In architecture, white is most commonly used to establish contradistinction. The intension is not usually the celebration of the wall itself, but whatever is seen in front of, behind, or beside it. The most obvious example: the white gallery wall, drawing the eye to the painting.
The architectural writer Richard Padovan takes the idea a step further in his analysis of Mies van der Rohe's Farnsworth House. Padovan takes Mies's frequent reference to Thomas Aquinas as the starting point to an argument that says Mies is pointing to god with this building. God is not in the building, but the nature around it. By making his building so boring, like a white gallery wall, Mies is denigrating himself, contrasting his own finite imagination and means, with that of an infinite god whose existence—Aquinas had argued—is evidenced by creation.
Compare Mies's (feigned) modesty with Borromini's doomed attempt to build something worthy of god, in other words, something just as complex as creation. The interior of San Carlo alle Quattro Fontane in Rome, although it is just white, is aching with curves and with twists. Like other architecture of the counter-reformation period, it is trying to show us god's wonder, this time not in the trees all around it, but channeled through the hands of a servant. I know just how complex it is, from my own failed attempts just to draw it!
Even then, it wasn't complex enough for Borromini. The standard explanation for him eventually suiciding, is he thought he was unworthy and could have done more. He wasn't jealous of Bernini who used lots of colours other than white. He was down on himself, for not doing even more with his form.
In 2006 I published an article in the Cambridge journal, Architectural Research Quarterly, explaining why most of us can agree that daylight washing over vaulted ceilings in Modernist churches makes those spaces divine. It's not because gradated light makes ceilings appear to us as clouds, which are closer to heaven. It's because light illuminates roof forms to our eyes in a way that is analogous to The Idea of Good illuminating the thoughts in our minds, as Plato described in the Republic. We don't have to have read Plato ourselves. His thinking comes to us through the whole western intellectual tradition. Naturally, with that article, I referred to quite a few interiors that architects chose to paint white.

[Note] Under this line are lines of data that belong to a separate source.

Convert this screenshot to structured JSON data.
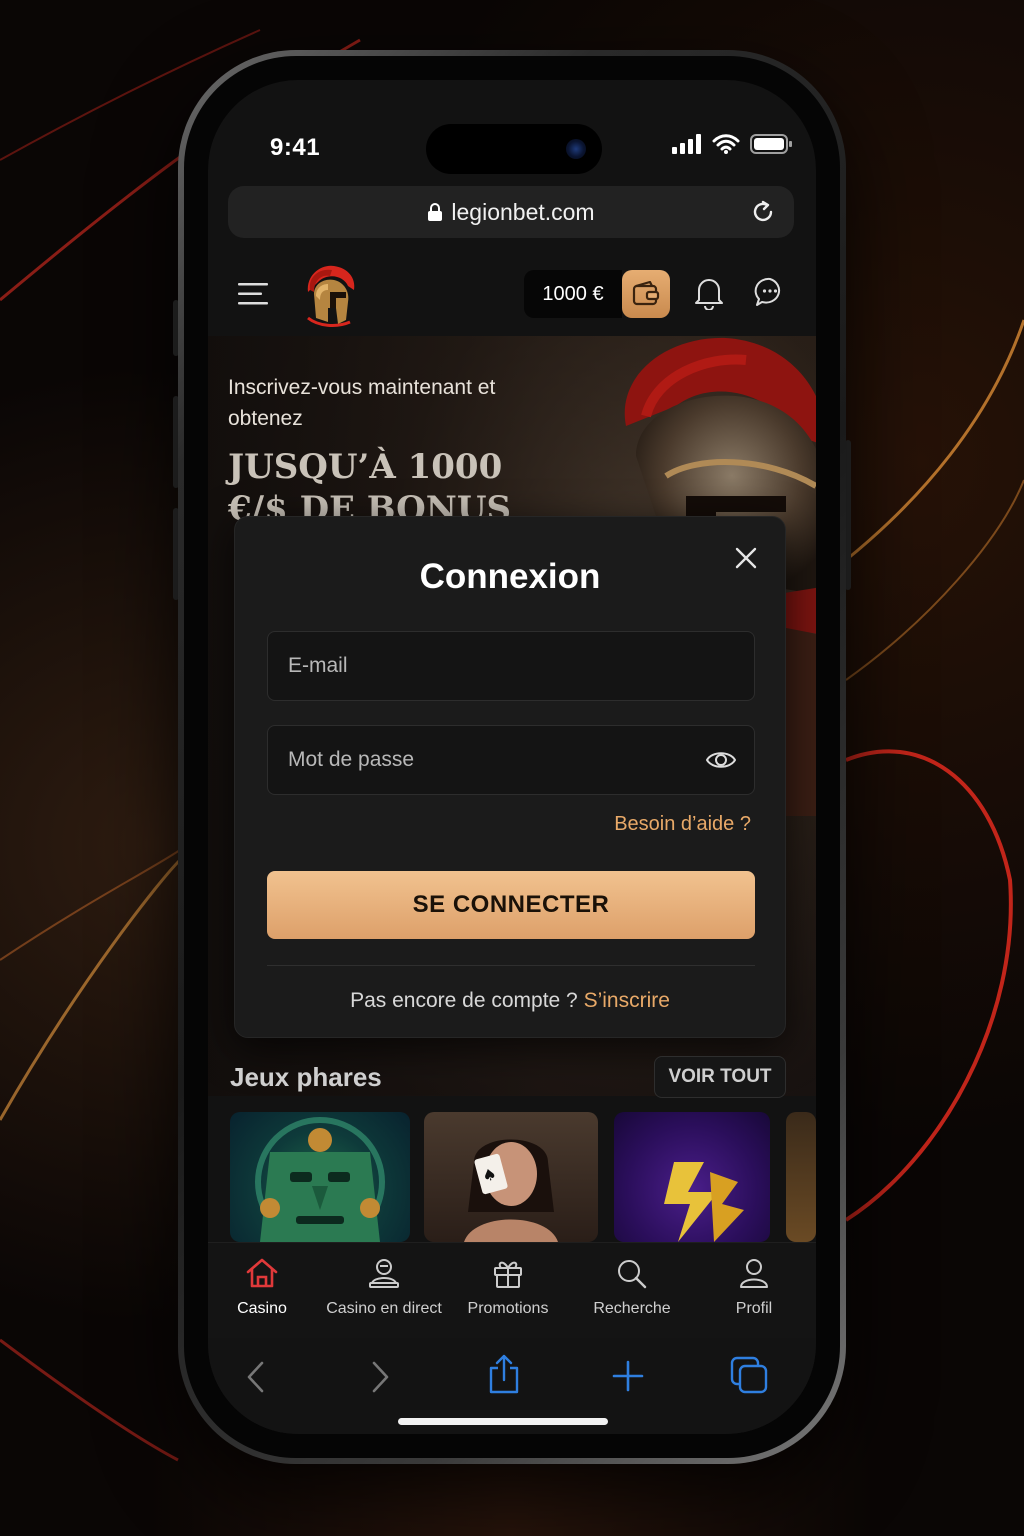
{
  "status": {
    "time": "9:41"
  },
  "browser": {
    "url": "legionbet.com"
  },
  "header": {
    "balance": "1000 €"
  },
  "hero": {
    "subtitle": "Inscrivez-vous maintenant et obtenez",
    "headline": "JUSQU’À 1000 €/$ DE BONUS"
  },
  "login_modal": {
    "title": "Connexion",
    "email_placeholder": "E-mail",
    "password_placeholder": "Mot de passe",
    "help_link": "Besoin d’aide ?",
    "submit_label": "SE CONNECTER",
    "no_account_text": "Pas encore de compte ?",
    "signup_link": "S’inscrire"
  },
  "featured_games": {
    "title": "Jeux phares",
    "view_all": "VOIR TOUT"
  },
  "bottom_nav": {
    "items": [
      {
        "label": "Casino",
        "icon": "home-icon",
        "active": true
      },
      {
        "label": "Casino en direct",
        "icon": "live-dealer-icon"
      },
      {
        "label": "Promotions",
        "icon": "gift-icon"
      },
      {
        "label": "Recherche",
        "icon": "search-icon"
      },
      {
        "label": "Profil",
        "icon": "user-icon"
      }
    ]
  },
  "colors": {
    "accent": "#e8a968",
    "button": "#f1c28f",
    "active_nav": "#e0393a",
    "safari_blue": "#2f7fe0"
  }
}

In starting with all these examples of white as a colour of godliness, I'm setting the stage for a moment of contrast of my own. When it comes to clothing, I don't see white as virginal or pure: the colour of wedding and christening dresses. I design swimwear. To me, the image of a woman in a white swimsuit, knee deep in the ocean, recalls the birth of Aphrodite, the ancient Greek goddess of love.
Her name, Aphrodite, stems from the Greek word aphros, meaning “foam”, specifically surf foam. The story goes that Cronus severed the genitals of his father, Uranus, and threw them onto the sea. The surf foam they were floating on came alive in the form of the goddess Aphrodite. No one could resist her. She took countless lovers. She was the antithesis of deities in the Christian tradition.
Everything I said at the beginning about contradistinction still holds, only I'm not contrasting my finite imagination as a swimwear designer with the infinite wonder of god. I'm in awe of the infinite wonder of you, if you honour me by wearing my swimwear. In return I'll do all that I can, to create a blank gallery wall.